Lullabies from the Yawning Grave
by Kerri Caldwell
When the night is over, you’ll walk into the sun. You’ll be lost in time and space, join the growing list of ancient names. I wake with pleasure in my heart, but lonesome dreams are waiting for me because when the sun leaves, so will you. And it’ll be the last day, the last time I ever belong to you. Because when the night is over, I won’t be a daughter anymore.
You tell me, “I will be back one day. Meet me in the woods, way out there, follow the moonbeam through the frozen pines and wait by the river.”
But all I ever see is a ghost on the shore in my lonesome dreams. Over and over, like a cursed lullaby, I ask ‘When will I see you again?’ until the night turns into the sun. This is where I lose you, and your love like ghosts, disappears into the sun. And it doesn’t matter how long I’ve walked without you, I still look for you in the places we went wild, places I should know better than to keep visiting. You’ve disappeared in the wind while I get lost in time and space. I followed you to the ends of the earth, tried to drag you back from the edge, but never ever do I win. I go back to that day every night and it always ends the same. When the night is over, you’ll be gone from the world and I’ll never be a daughter again.
I hope the dead can hear us think of them, way out there in the yawning grave. Do you think they miss us, too? Constellations get named after heroes and tragedy and grief. Is this grief? Does this tragedy make us heroes? There are no stars in the sky to answer my questions, unless their absence is why the ache inside of me is my compass instead of all the emerald stars in existence.
And see, that’s the problem with your daughter. Grief has the power to make us do strange things. She listens for that lullaby from the yawning grave, hears it in the wind, and knows it’s time to run.
“Meet me in the woods, wait by the river.”
She’ll go to the ends of the earth just to meet the ghost on the shore, and even if she’s a fool for love, she knows a love like ghosts can’t be seen in the wind.
“Follow the moonbeam through the frozen pines.”
She takes the path full of resistance, it’s harder on her body but easier on her mind, even if she doesn’t realize this. She waits inside the line of one lone and solid moonbeam, the thoughts in her mind making the darkness look brighter. She’s not just motherless, she’s not just alone, she’s not just simply been left behind. She is barren of all things, all the things that connect you to the earth, that give you the sense that you belong here, or somewhere, or to someone. They have their trees, their trees have their leaves, and all she has is her tragedy. It’s burned on her soul, like the world thought she’d ever forget that her family tree’s lost all its leaves.
But mama, that’s the problem with your daughter. She’s found the secret of life, that you’ll never know a love deeper than your mother’s.
I’m barren, mama, and my tree has no leaves or family to shade me from the blister of this truth. She knows a love like ghosts, and she knows there’s an echo of you in her soul.
I’m alone, mama, but I’m not lonely.
I can hear you from the yawning grave, mama, and the lullaby in the wind, the one that brings me back from the edge of my lonesome dreams and the nights are no longer cursed. They poured gasoline on my soul and tragedy was the match that left the scars. Every time I heard you in the wind, your cursed lullaby ripped them open again. I wanted life less than death, so I let you, I let it, I let everything scar my scars until the old blood and the new blood were the same blood.
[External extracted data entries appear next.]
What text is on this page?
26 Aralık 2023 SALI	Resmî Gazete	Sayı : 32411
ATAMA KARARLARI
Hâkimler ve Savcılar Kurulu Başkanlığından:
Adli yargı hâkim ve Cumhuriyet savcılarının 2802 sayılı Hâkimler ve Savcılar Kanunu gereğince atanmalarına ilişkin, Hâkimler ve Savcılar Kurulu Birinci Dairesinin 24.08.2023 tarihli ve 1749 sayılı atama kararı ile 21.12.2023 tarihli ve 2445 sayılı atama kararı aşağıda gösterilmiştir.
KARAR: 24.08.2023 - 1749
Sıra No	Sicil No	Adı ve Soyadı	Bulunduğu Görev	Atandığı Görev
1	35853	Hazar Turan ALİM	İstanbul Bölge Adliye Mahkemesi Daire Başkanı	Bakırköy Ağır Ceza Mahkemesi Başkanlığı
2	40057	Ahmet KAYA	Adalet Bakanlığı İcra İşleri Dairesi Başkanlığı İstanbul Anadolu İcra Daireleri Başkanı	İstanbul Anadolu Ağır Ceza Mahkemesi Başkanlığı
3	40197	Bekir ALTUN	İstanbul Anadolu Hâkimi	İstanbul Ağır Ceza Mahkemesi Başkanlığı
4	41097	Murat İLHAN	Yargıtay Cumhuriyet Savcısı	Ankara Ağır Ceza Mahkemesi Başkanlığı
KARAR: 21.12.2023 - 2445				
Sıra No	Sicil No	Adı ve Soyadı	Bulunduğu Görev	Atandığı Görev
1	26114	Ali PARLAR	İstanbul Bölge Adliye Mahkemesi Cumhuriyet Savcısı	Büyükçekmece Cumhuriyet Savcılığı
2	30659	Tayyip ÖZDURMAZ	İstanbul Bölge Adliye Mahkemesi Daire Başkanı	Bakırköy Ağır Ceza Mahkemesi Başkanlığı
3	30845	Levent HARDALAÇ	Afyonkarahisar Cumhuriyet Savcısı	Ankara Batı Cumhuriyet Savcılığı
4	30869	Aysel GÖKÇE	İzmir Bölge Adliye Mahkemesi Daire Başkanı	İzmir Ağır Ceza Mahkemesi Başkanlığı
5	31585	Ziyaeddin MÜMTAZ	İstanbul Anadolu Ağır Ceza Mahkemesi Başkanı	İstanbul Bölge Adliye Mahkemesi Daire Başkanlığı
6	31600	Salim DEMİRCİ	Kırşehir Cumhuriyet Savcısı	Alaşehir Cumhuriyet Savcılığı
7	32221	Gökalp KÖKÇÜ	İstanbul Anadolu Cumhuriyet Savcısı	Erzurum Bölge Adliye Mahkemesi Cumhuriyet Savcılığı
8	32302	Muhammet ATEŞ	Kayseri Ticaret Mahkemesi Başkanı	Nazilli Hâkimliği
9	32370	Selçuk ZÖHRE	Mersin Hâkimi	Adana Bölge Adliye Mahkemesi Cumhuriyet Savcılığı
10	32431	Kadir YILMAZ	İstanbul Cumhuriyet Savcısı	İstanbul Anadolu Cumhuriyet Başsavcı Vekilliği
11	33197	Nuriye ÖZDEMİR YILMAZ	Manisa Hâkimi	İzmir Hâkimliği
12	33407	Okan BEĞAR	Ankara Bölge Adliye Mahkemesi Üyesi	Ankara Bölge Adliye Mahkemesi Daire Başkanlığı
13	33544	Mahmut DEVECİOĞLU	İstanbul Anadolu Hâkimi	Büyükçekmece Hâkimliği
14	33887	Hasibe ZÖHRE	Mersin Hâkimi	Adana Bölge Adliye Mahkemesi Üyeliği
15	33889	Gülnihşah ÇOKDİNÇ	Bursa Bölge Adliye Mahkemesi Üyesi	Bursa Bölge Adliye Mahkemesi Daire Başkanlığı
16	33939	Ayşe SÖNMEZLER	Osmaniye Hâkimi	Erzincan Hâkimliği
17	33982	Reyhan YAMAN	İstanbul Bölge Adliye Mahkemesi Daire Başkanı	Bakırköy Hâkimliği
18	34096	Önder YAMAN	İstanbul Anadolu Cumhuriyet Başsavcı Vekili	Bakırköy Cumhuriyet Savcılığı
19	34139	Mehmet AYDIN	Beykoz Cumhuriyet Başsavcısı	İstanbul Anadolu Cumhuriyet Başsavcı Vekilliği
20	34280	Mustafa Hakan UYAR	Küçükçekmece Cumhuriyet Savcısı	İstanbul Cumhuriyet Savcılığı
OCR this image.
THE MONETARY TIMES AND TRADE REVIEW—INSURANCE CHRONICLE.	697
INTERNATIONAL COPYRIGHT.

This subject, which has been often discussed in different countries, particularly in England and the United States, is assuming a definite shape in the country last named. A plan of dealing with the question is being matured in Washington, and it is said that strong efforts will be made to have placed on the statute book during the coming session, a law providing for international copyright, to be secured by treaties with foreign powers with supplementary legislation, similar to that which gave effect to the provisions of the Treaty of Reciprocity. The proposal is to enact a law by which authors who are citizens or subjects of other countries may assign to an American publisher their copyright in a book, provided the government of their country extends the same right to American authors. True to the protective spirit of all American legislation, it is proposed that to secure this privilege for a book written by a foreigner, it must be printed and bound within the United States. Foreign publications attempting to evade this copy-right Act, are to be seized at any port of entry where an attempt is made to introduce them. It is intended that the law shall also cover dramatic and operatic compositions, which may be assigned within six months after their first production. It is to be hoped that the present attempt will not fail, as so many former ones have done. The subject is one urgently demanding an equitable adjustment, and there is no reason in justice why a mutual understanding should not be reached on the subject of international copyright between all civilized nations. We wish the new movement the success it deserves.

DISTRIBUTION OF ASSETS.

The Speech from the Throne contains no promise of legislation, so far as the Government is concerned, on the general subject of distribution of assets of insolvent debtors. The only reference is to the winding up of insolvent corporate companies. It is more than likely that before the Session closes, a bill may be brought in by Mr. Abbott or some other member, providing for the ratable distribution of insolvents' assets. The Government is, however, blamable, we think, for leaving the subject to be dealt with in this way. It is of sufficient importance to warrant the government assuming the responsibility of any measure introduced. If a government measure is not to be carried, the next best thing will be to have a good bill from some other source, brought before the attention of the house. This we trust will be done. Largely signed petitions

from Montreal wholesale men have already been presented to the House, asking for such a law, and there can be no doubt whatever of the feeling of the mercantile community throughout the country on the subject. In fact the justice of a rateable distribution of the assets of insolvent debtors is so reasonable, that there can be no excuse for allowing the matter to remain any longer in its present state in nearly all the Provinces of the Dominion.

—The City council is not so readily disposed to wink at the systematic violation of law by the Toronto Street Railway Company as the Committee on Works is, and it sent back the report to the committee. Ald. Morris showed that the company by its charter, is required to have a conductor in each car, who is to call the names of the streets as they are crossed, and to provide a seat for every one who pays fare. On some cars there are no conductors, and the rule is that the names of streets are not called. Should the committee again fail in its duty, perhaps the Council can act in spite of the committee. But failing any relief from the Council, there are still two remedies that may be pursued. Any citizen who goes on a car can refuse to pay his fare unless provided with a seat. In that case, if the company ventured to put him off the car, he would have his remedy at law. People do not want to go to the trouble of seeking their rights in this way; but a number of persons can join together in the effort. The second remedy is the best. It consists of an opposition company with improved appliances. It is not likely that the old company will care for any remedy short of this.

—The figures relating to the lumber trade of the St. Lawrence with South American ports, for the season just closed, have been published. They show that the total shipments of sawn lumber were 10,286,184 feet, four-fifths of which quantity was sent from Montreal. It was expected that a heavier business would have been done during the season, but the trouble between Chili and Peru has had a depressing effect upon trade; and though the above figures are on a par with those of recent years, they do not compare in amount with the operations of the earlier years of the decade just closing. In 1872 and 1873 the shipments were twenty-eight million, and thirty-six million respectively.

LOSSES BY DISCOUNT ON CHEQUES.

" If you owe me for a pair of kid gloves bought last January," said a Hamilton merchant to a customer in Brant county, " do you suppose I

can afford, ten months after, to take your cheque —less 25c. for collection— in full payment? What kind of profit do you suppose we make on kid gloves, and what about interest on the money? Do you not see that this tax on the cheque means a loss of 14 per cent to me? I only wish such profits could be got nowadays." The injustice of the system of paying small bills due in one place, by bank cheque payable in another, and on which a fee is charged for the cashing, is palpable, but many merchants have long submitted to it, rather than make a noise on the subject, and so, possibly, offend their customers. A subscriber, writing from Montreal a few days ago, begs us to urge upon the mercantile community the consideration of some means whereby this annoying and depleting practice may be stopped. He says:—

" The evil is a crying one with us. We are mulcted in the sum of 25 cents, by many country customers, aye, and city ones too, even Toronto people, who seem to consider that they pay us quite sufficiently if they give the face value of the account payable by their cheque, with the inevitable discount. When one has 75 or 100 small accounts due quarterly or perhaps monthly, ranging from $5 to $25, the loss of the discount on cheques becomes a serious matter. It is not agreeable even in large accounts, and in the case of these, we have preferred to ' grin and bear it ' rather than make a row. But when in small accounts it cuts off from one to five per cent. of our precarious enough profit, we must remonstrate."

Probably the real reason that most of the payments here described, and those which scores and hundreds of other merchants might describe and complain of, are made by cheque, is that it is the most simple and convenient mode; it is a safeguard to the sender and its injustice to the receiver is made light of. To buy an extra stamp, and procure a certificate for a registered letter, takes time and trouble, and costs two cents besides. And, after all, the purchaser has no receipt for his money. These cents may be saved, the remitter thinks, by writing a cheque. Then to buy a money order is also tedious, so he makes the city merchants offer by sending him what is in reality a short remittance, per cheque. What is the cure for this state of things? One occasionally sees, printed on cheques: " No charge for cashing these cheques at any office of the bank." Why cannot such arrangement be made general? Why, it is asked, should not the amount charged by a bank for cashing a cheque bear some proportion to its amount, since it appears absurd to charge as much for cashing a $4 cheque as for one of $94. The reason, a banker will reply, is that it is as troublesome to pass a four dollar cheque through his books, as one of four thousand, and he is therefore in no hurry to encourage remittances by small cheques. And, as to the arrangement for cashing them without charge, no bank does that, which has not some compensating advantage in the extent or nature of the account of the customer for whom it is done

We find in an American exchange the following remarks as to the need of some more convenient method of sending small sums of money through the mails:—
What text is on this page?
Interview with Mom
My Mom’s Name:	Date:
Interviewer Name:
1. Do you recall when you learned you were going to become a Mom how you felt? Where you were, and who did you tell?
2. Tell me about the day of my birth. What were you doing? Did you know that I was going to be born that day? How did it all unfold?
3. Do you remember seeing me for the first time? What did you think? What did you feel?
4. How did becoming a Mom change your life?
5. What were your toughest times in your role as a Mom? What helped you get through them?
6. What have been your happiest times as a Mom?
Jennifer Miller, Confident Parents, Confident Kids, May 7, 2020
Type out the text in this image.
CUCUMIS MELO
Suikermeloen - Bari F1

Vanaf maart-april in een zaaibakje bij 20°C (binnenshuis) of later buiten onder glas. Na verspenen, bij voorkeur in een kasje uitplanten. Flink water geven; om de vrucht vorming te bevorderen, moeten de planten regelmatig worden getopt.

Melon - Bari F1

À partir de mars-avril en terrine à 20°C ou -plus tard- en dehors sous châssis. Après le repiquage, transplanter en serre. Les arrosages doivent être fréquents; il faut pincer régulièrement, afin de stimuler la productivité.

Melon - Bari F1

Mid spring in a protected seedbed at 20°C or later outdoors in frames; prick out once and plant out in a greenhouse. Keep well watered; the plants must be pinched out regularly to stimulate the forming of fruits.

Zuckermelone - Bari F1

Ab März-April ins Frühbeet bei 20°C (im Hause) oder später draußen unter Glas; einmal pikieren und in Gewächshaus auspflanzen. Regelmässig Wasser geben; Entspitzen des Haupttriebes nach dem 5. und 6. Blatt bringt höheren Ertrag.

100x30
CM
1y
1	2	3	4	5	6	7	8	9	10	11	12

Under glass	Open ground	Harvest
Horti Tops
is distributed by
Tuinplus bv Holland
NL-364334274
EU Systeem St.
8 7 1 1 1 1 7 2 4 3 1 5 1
I get it now, mama. The scars on my soul were full of ugly words,
and all that leaves bitterness ready on your tongue. I wasn’t letting you open my scars so I could feel numb, you were emptying them of my questions and healing them with your answers, the ones inside the lullaby you send me from the yawning grave. The lullaby that held the secret of life. I’ll never know a love deeper than a mother’s love, not your love, mama, or my own. But there’s an echo of you in my soul, and it traded all the times I felt suffocated by your love into all the times I’ll need your love, and it settled into all my scars.
The problem with your daughter, mama, isn’t that she’s scarred. She’s just scared.